Tuesday, October 5, 2010

Noise ordinance can't dull Court Street's roar

The stricter enforcement policy of the noise ordinance has silenced the west side of town, but it hasn’t crashed Court Street’s party.

Captain of the Athens City Police Department Tom Pyle decided to be more proactive in enforcing the current noise ordinance after a controversial amendment to the law with stricter penalties was tabled last spring.

With the proactive approach, officers can warn or cite noisy households or businesses on an on-view basis, instead of waiting for a complaint to be called in. After 10 p.m. weekdays and midnight on weekends, if an officer judges that noise from a household or business can be heard 50 feet away or past the property line, they can take action in form of a warning or citation.

Capt. Pyle hopes the changes in enforcement will lower noise levels so that no stricter ordinance would be necessary, but residents and businesses on Court Street haven’t been affected or seen change.
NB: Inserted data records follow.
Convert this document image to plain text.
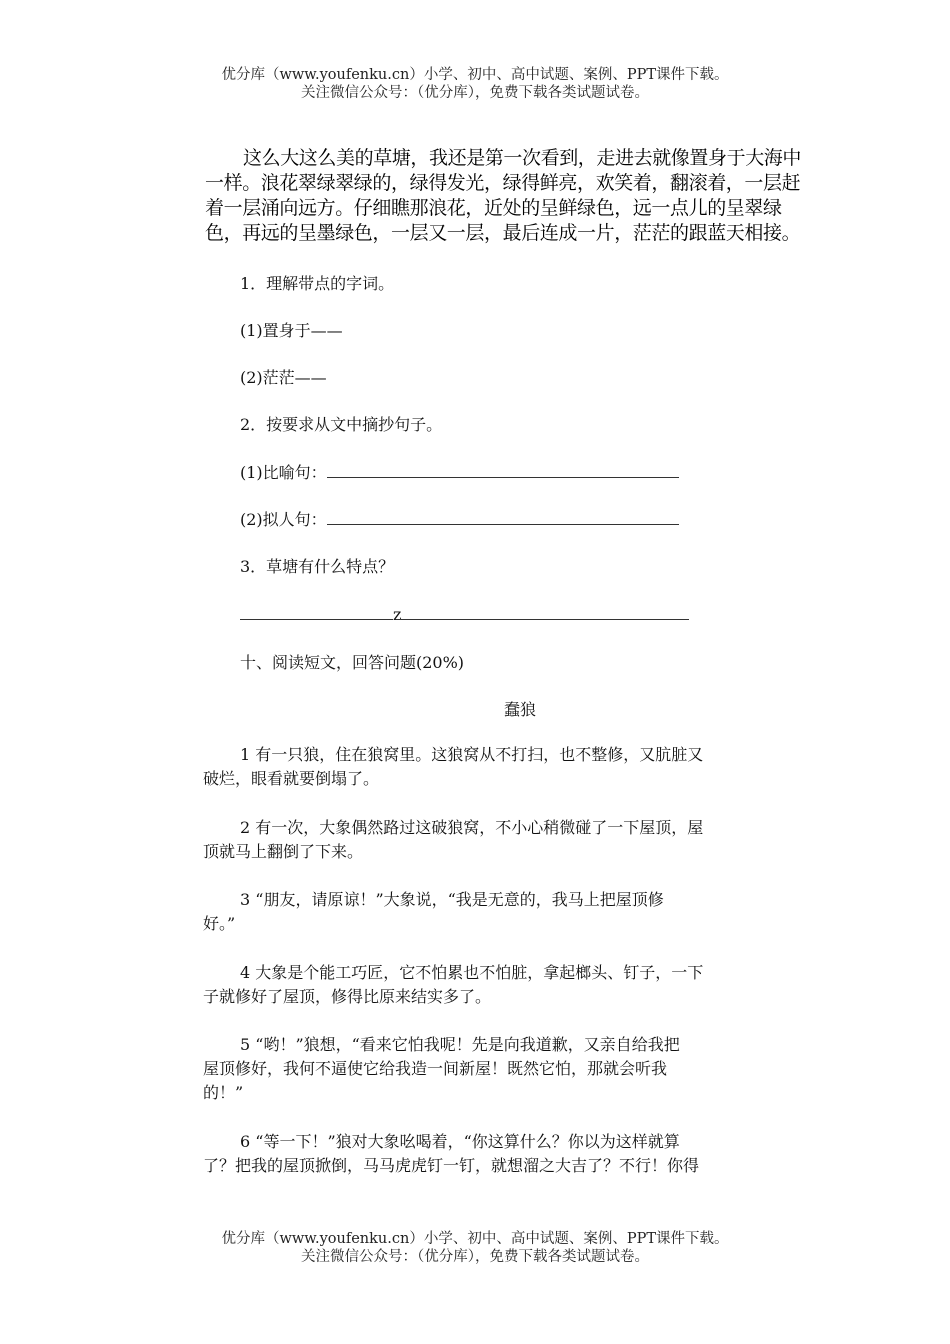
优分库（www.youfenku.cn）小学、初中、高中试题、案例、PPT课件下载。
关注微信公众号：（优分库），免费下载各类试题试卷。
这么大这么美的草塘，我还是第一次看到，走进去就像置身于大海中
一样。浪花翠绿翠绿的，绿得发光，绿得鲜亮，欢笑着，翻滚着，一层赶
着一层涌向远方。仔细瞧那浪花，近处的呈鲜绿色，远一点儿的呈翠绿
色，再远的呈墨绿色，一层又一层，最后连成一片，茫茫的跟蓝天相接。
1．理解带点的字词。
(1)置身于——
(2)茫茫——
2．按要求从文中摘抄句子。
(1)比喻句：
(2)拟人句：
3．草塘有什么特点？
z
十、阅读短文，回答问题(20%)
蠢狼
1 有一只狼，住在狼窝里。这狼窝从不打扫，也不整修，又肮脏又
破烂，眼看就要倒塌了。
2 有一次，大象偶然路过这破狼窝，不小心稍微碰了一下屋顶，屋
顶就马上翻倒了下来。
3 “朋友，请原谅！”大象说，“我是无意的，我马上把屋顶修
好。”
4 大象是个能工巧匠，它不怕累也不怕脏，拿起榔头、钉子，一下
子就修好了屋顶，修得比原来结实多了。
5 “哟！”狼想，“看来它怕我呢！先是向我道歉，又亲自给我把
屋顶修好，我何不逼使它给我造一间新屋！既然它怕，那就会听我
的！”
6 “等一下！”狼对大象吆喝着，“你这算什么？你以为这样就算
了？把我的屋顶掀倒，马马虎虎钉一钉，就想溜之大吉了？不行！你得
优分库（www.youfenku.cn）小学、初中、高中试题、案例、PPT课件下载。
关注微信公众号：（优分库），免费下载各类试题试卷。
“It’s impossible to get work done in my apartment during the weekends because I can hear people walking home at all hours during the night after the bars close,” Ohio University senior and Court Street resident Bart Rennels said. “The noise from that is a nuisance but it can’t compare to the noise I hear living above a bar.”
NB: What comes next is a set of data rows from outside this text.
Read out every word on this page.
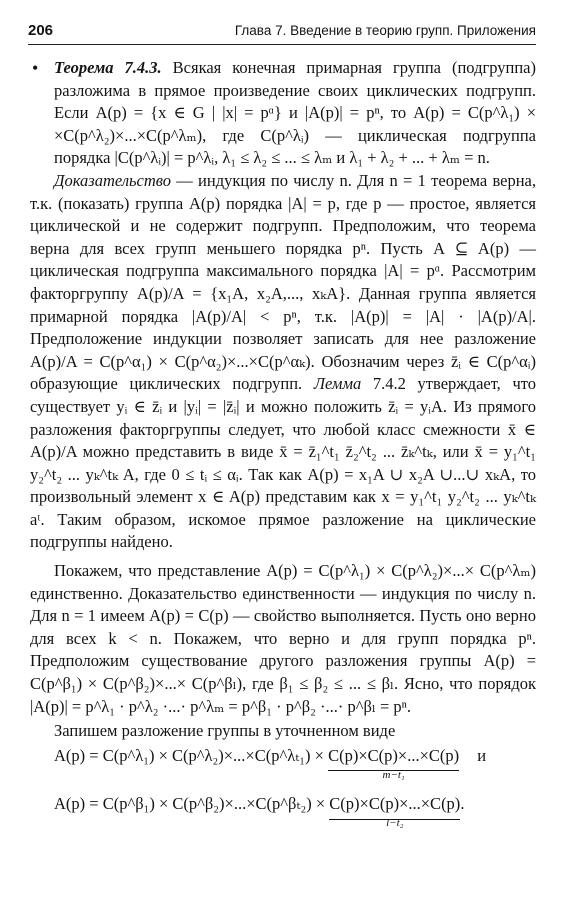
206	Глава 7. Введение в теорию групп. Приложения

• Теорема 7.4.3. Всякая конечная примарная группа (подгруппа) разложима в прямое произведение своих циклических подгрупп. Если A(p) = {x ∈ G | |x| = pᵅ} и |A(p)| = pⁿ, то A(p) = C(p^λ₁) × ×C(p^λ₂)×...×C(p^λₘ), где C(p^λᵢ) — циклическая подгруппа порядка |C(p^λᵢ)| = p^λᵢ, λ₁ ≤ λ₂ ≤ ... ≤ λₘ и λ₁ + λ₂ + ... + λₘ = n.

Доказательство — индукция по числу n. Для n = 1 теорема верна, т.к. (показать) группа A(p) порядка |A| = p, где p — простое, является циклической и не содержит подгрупп. Предположим, что теорема верна для всех групп меньшего порядка pⁿ. Пусть A ⊆ A(p) — циклическая подгруппа максимального порядка |A| = pᵅ. Рассмотрим факторгруппу A(p)/A = {x₁A, x₂A,..., xₖA}. Данная группа является примарной порядка |A(p)/A| < pⁿ, т.к. |A(p)| = |A| · |A(p)/A|. Предположение индукции позволяет записать для нее разложение A(p)/A = C(p^α₁) × C(p^α₂)×...×C(p^αₖ). Обозначим через z̄ᵢ ∈ C(p^αᵢ) образующие циклических подгрупп. Лемма 7.4.2 утверждает, что существует yᵢ ∈ z̄ᵢ и |yᵢ| = |z̄ᵢ| и можно положить z̄ᵢ = yᵢA. Из прямого разложения факторгруппы следует, что любой класс смежности x̄ ∈ A(p)/A можно представить в виде x̄ = z̄₁^t₁ z̄₂^t₂ ... z̄ₖ^tₖ, или x̄ = y₁^t₁ y₂^t₂ ... yₖ^tₖ A, где 0 ≤ tᵢ ≤ αᵢ. Так как A(p) = x₁A ∪ x₂A ∪...∪ xₖA, то произвольный элемент x ∈ A(p) представим как x = y₁^t₁ y₂^t₂ ... yₖ^tₖ aᵗ. Таким образом, искомое прямое разложение на циклические подгруппы найдено.

Покажем, что представление A(p) = C(p^λ₁) × C(p^λ₂)×...× C(p^λₘ) единственно. Доказательство единственности — индукция по числу n. Для n = 1 имеем A(p) = C(p) — свойство выполняется. Пусть оно верно для всех k < n. Покажем, что верно и для групп порядка pⁿ. Предположим существование другого разложения группы A(p) = C(p^β₁) × C(p^β₂)×...× C(p^βₗ), где β₁ ≤ β₂ ≤ ... ≤ βₗ. Ясно, что порядок |A(p)| = p^λ₁ · p^λ₂ ·...· p^λₘ = p^β₁ · p^β₂ ·...· p^βₗ = pⁿ.

Запишем разложение группы в уточненном виде

A(p) = C(p^λ₁) × C(p^λ₂)×...×C(p^λₜ₁) × C(p)×C(p)×...×C(p)
m−t₁
и
A(p) = C(p^β₁) × C(p^β₂)×...×C(p^βₜ₂) × C(p)×C(p)×...×C(p)
l−t₂
.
Conversely, Mill Street Resident and OU junior William Bracken has been asked five times the past school year to turn off music at his house and send people home for being too loud.

“It’s inevitable that this town is going to be loud on the weekends, and it doesn’t seem fair that I can get a warning so quickly but someone in an apartment on Court doesn’t have to worry about being too noisy,” Bracken said. “They can’t control the noise uptown, so why are they focusing so much on trying to crash our parties on streets like Mill that can hear all the bar crowds anyway?”

When it comes to bar noise, Capt. Pyle maintains that the only way a bar may get a citation for noise is if tenants living above called it in. However, since the department’s focus right now is maintaining silence in possibly residential areas, bar noise isn’t a top priority.

Manager of Broney’s Alumni Bar Kyle Paradise wasn’t even aware that Court Street and bars fell under the noise ordinance’s jurisdiction.

“We’ve never had issue with the police, or people complaining about noise coming from us,” Paradise said. “I think it would be near impossible for police to ever be able to control the volume of Court when the bars close at 2 a.m., there are just way too many people.”

Chairman of Athens Safety Committee Sherry Coon said that there may be another committee formed regarding noise within the uptown area in the future.

“I view Court Street as a different problem, since we receive complaints about noise from residents living in streets a fair distance from the bar area,” Coon said. “Because of the geography of Athens, the noise reverberates off the mountains and lands somewhere else. We didn’t even discuss uptown when we considered the new ordinance, because it’s seems like a problem above us. ”

For students living on Court Street trying to get work accomplished during the weekend, Athens Mayor Paul Wiehl didn’t offer much sympathy when asked what could be done for uptown residents upset by noise.

“Court Street is the heart of this town on the weekends, and any student that’s been here for a week knows that,” Wiehl said. “It’s a give and take situation if you’re going to live there and that is why the police are taking the action in more residential areas, in hopes of regulating areas where it is actually possible to regulate.”

Even with blaring music, sirens, traffic and drunk banter at all hours in the morning, some students love living on Court Street and are not disheartened by the lack of enforcement of the noise ordinance.

“I can go on my fire escape and people-watch Court Street while looking at the mountains simultaneously,” junior Katelyn Sierzputowski said. “This is the only opportunity I’ll have to be a resident in a city area where the residents are preponderantly my age. Yes it’s obnoxiously loud, but it’s an experience, and I’d prefer it stay the way it is than be quiet.”

Students flock to Court Street when the weekend rolls around or big news hits.